Nicht erst seit Beginn der Corona-Krise wurde behauptet, das deutsche Gesundheitssystem sei systematisch „kaputtgespart“ worden – die Co-Vorsitzende der Bundestagsfraktion der Linkspartei, Amira Mohamed Ali, verwendete gar das Wort „totgespart“. Doch ist diese niederschmetternde Diagnose tatsächlich berechtigt?

Laut Auskunft des Statistischen Bundesamtes stiegen die Gesundheitsausgaben 2019 auf über 400 Milliarden Euro, womit sie nun 11,7 Prozent des Bruttoinlandsproduktes ausmachen. In dieser Hinsicht liegt die Bundesrepublik aktuell auf dem weltweit dritten Platz nach den USA und der Schweiz. 2019 betrugen die Aufwendungen mehr als 4700 Euro pro Einwohner, was auf eine Verdoppelung seit 1992 hinauslief. Zum Vergleich: Andere europäische Staaten wie Portugal, Spanien, Italien, Griechenland, Lettland und Slowenien mussten ab 2008 teils drastische Kürzungen vornehmen. Das geht aus den jährlichen OECD-Berichten „Gesundheit auf einen Blick“ hervor. Wenn der Vorwurf des „Kaputtsparens“ berechtigt ist, dann also wohl eher hier.

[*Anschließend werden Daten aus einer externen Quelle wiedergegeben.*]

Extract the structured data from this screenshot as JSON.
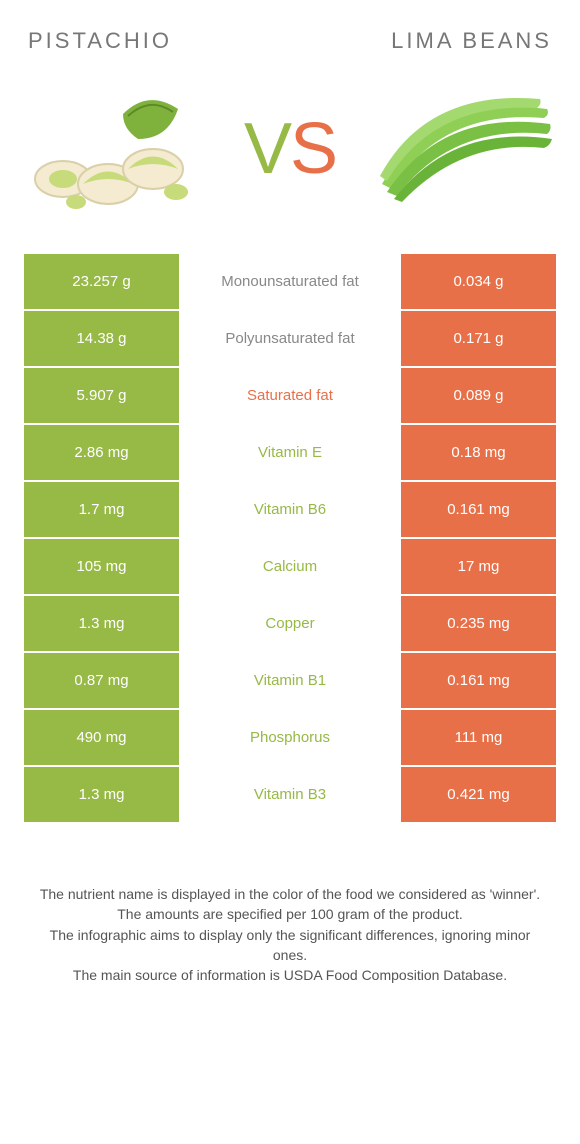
{
  "left_title": "Pistachio",
  "right_title": "Lima beans",
  "vs_v": "V",
  "vs_s": "S",
  "colors": {
    "left_bg": "#97b946",
    "right_bg": "#e77049",
    "left_text": "#97b946",
    "right_text": "#e77049",
    "mid_text_default": "#888888"
  },
  "rows": [
    {
      "left": "23.257 g",
      "mid": "Monounsaturated fat",
      "right": "0.034 g",
      "winner": "none"
    },
    {
      "left": "14.38 g",
      "mid": "Polyunsaturated fat",
      "right": "0.171 g",
      "winner": "none"
    },
    {
      "left": "5.907 g",
      "mid": "Saturated fat",
      "right": "0.089 g",
      "winner": "right"
    },
    {
      "left": "2.86 mg",
      "mid": "Vitamin E",
      "right": "0.18 mg",
      "winner": "left"
    },
    {
      "left": "1.7 mg",
      "mid": "Vitamin B6",
      "right": "0.161 mg",
      "winner": "left"
    },
    {
      "left": "105 mg",
      "mid": "Calcium",
      "right": "17 mg",
      "winner": "left"
    },
    {
      "left": "1.3 mg",
      "mid": "Copper",
      "right": "0.235 mg",
      "winner": "left"
    },
    {
      "left": "0.87 mg",
      "mid": "Vitamin B1",
      "right": "0.161 mg",
      "winner": "left"
    },
    {
      "left": "490 mg",
      "mid": "Phosphorus",
      "right": "111 mg",
      "winner": "left"
    },
    {
      "left": "1.3 mg",
      "mid": "Vitamin B3",
      "right": "0.421 mg",
      "winner": "left"
    }
  ],
  "footer_lines": [
    "The nutrient name is displayed in the color of the food we considered as 'winner'.",
    "The amounts are specified per 100 gram of the product.",
    "The infographic aims to display only the significant differences, ignoring minor ones.",
    "The main source of information is USDA Food Composition Database."
  ]
}
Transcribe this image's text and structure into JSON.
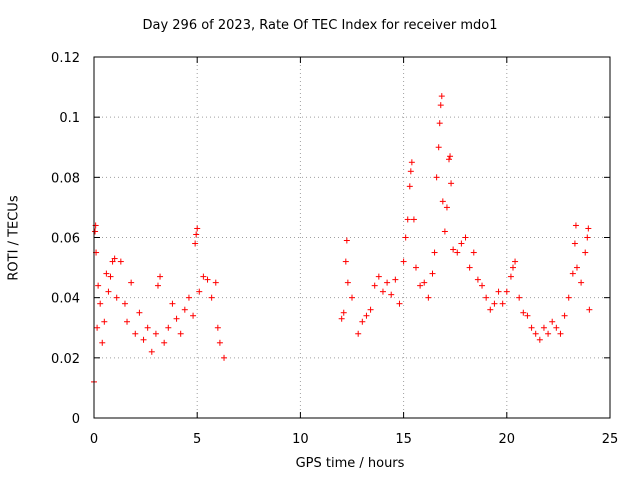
{
  "chart_data": {
    "type": "scatter",
    "title": "Day 296 of 2023, Rate Of TEC Index for receiver mdo1",
    "xlabel": "GPS time / hours",
    "ylabel": "ROTI / TECUs",
    "xlim": [
      0,
      25
    ],
    "ylim": [
      0,
      0.12
    ],
    "xticks": [
      "0",
      "5",
      "10",
      "15",
      "20",
      "25"
    ],
    "yticks": [
      "0",
      "0.02",
      "0.04",
      "0.06",
      "0.08",
      "0.1",
      "0.12"
    ],
    "grid": true,
    "marker": "+",
    "color": "#ff0000",
    "series": [
      {
        "points": [
          [
            0.0,
            0.012
          ],
          [
            0.05,
            0.062
          ],
          [
            0.08,
            0.064
          ],
          [
            0.1,
            0.055
          ],
          [
            0.15,
            0.03
          ],
          [
            0.2,
            0.044
          ],
          [
            0.3,
            0.038
          ],
          [
            0.4,
            0.025
          ],
          [
            0.5,
            0.032
          ],
          [
            0.6,
            0.048
          ],
          [
            0.7,
            0.042
          ],
          [
            0.8,
            0.047
          ],
          [
            0.9,
            0.052
          ],
          [
            1.0,
            0.053
          ],
          [
            1.1,
            0.04
          ],
          [
            1.3,
            0.052
          ],
          [
            1.5,
            0.038
          ],
          [
            1.6,
            0.032
          ],
          [
            1.8,
            0.045
          ],
          [
            2.0,
            0.028
          ],
          [
            2.2,
            0.035
          ],
          [
            2.4,
            0.026
          ],
          [
            2.6,
            0.03
          ],
          [
            2.8,
            0.022
          ],
          [
            3.0,
            0.028
          ],
          [
            3.1,
            0.044
          ],
          [
            3.2,
            0.047
          ],
          [
            3.4,
            0.025
          ],
          [
            3.6,
            0.03
          ],
          [
            3.8,
            0.038
          ],
          [
            4.0,
            0.033
          ],
          [
            4.2,
            0.028
          ],
          [
            4.4,
            0.036
          ],
          [
            4.6,
            0.04
          ],
          [
            4.8,
            0.034
          ],
          [
            4.9,
            0.058
          ],
          [
            4.95,
            0.061
          ],
          [
            5.0,
            0.063
          ],
          [
            5.1,
            0.042
          ],
          [
            5.3,
            0.047
          ],
          [
            5.5,
            0.046
          ],
          [
            5.7,
            0.04
          ],
          [
            5.9,
            0.045
          ],
          [
            6.0,
            0.03
          ],
          [
            6.1,
            0.025
          ],
          [
            6.3,
            0.02
          ],
          [
            12.0,
            0.033
          ],
          [
            12.1,
            0.035
          ],
          [
            12.2,
            0.052
          ],
          [
            12.25,
            0.059
          ],
          [
            12.3,
            0.045
          ],
          [
            12.5,
            0.04
          ],
          [
            12.8,
            0.028
          ],
          [
            13.0,
            0.032
          ],
          [
            13.2,
            0.034
          ],
          [
            13.4,
            0.036
          ],
          [
            13.6,
            0.044
          ],
          [
            13.8,
            0.047
          ],
          [
            14.0,
            0.042
          ],
          [
            14.2,
            0.045
          ],
          [
            14.4,
            0.041
          ],
          [
            14.6,
            0.046
          ],
          [
            14.8,
            0.038
          ],
          [
            15.0,
            0.052
          ],
          [
            15.1,
            0.06
          ],
          [
            15.2,
            0.066
          ],
          [
            15.3,
            0.077
          ],
          [
            15.35,
            0.082
          ],
          [
            15.4,
            0.085
          ],
          [
            15.5,
            0.066
          ],
          [
            15.6,
            0.05
          ],
          [
            15.8,
            0.044
          ],
          [
            16.0,
            0.045
          ],
          [
            16.2,
            0.04
          ],
          [
            16.4,
            0.048
          ],
          [
            16.5,
            0.055
          ],
          [
            16.6,
            0.08
          ],
          [
            16.7,
            0.09
          ],
          [
            16.75,
            0.098
          ],
          [
            16.8,
            0.104
          ],
          [
            16.85,
            0.107
          ],
          [
            16.9,
            0.072
          ],
          [
            17.0,
            0.062
          ],
          [
            17.1,
            0.07
          ],
          [
            17.2,
            0.086
          ],
          [
            17.25,
            0.087
          ],
          [
            17.3,
            0.078
          ],
          [
            17.4,
            0.056
          ],
          [
            17.6,
            0.055
          ],
          [
            17.8,
            0.058
          ],
          [
            18.0,
            0.06
          ],
          [
            18.2,
            0.05
          ],
          [
            18.4,
            0.055
          ],
          [
            18.6,
            0.046
          ],
          [
            18.8,
            0.044
          ],
          [
            19.0,
            0.04
          ],
          [
            19.2,
            0.036
          ],
          [
            19.4,
            0.038
          ],
          [
            19.6,
            0.042
          ],
          [
            19.8,
            0.038
          ],
          [
            20.0,
            0.042
          ],
          [
            20.2,
            0.047
          ],
          [
            20.3,
            0.05
          ],
          [
            20.4,
            0.052
          ],
          [
            20.6,
            0.04
          ],
          [
            20.8,
            0.035
          ],
          [
            21.0,
            0.034
          ],
          [
            21.2,
            0.03
          ],
          [
            21.4,
            0.028
          ],
          [
            21.6,
            0.026
          ],
          [
            21.8,
            0.03
          ],
          [
            22.0,
            0.028
          ],
          [
            22.2,
            0.032
          ],
          [
            22.4,
            0.03
          ],
          [
            22.6,
            0.028
          ],
          [
            22.8,
            0.034
          ],
          [
            23.0,
            0.04
          ],
          [
            23.2,
            0.048
          ],
          [
            23.3,
            0.058
          ],
          [
            23.35,
            0.064
          ],
          [
            23.4,
            0.05
          ],
          [
            23.6,
            0.045
          ],
          [
            23.8,
            0.055
          ],
          [
            23.9,
            0.06
          ],
          [
            23.95,
            0.063
          ],
          [
            24.0,
            0.036
          ]
        ]
      }
    ]
  }
}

Kompliziert und oft ungerecht

Zur Wahrheit gehört außerdem, dass heute immerhin 5,6 Millionen Menschen im Gesundheits- und Pflegebereich arbeiten, während es im Jahre 2000 noch vier Millionen waren. Und dabei handelt es sich keineswegs nur um einen Zuwachs an Teilzeitkräften, wie gelegentlich unterstellt wird: Rechnet man die Arbeitszeit aller jeweils Beschäftigten in Vollzeitäquivalente um, dann ergibt sich gleichfalls ein Anstieg, nämlich von 3,3 auf vier Millionen.

Des Weiteren belegt Deutschland nach Angaben der Weltgesundheitsorganisation WHO einen respektablen siebten Platz innerhalb Europas, was die Zahl der Ärzte betrifft: Auf 10.000 Einwohner kommen hierzulande 4,3 Mediziner. Damit rangiert die Bundesrepublik zwar hinter Ländern wie Norwegen und Österreich, aber noch vor Frankreich, Spanien, Italien und Großbritannien sowie im übrigen auch Kanada, Japan und den USA. 

In den Vereinigten Staaten stehen gerade einmal 2,6 Ärzte für 10.000 Menschen zur Verfügung. Ebenso gibt es in Deutschland 80 Krankenhausbetten pro 10.000 Einwohner – das ist der viertbeste Wert weltweit.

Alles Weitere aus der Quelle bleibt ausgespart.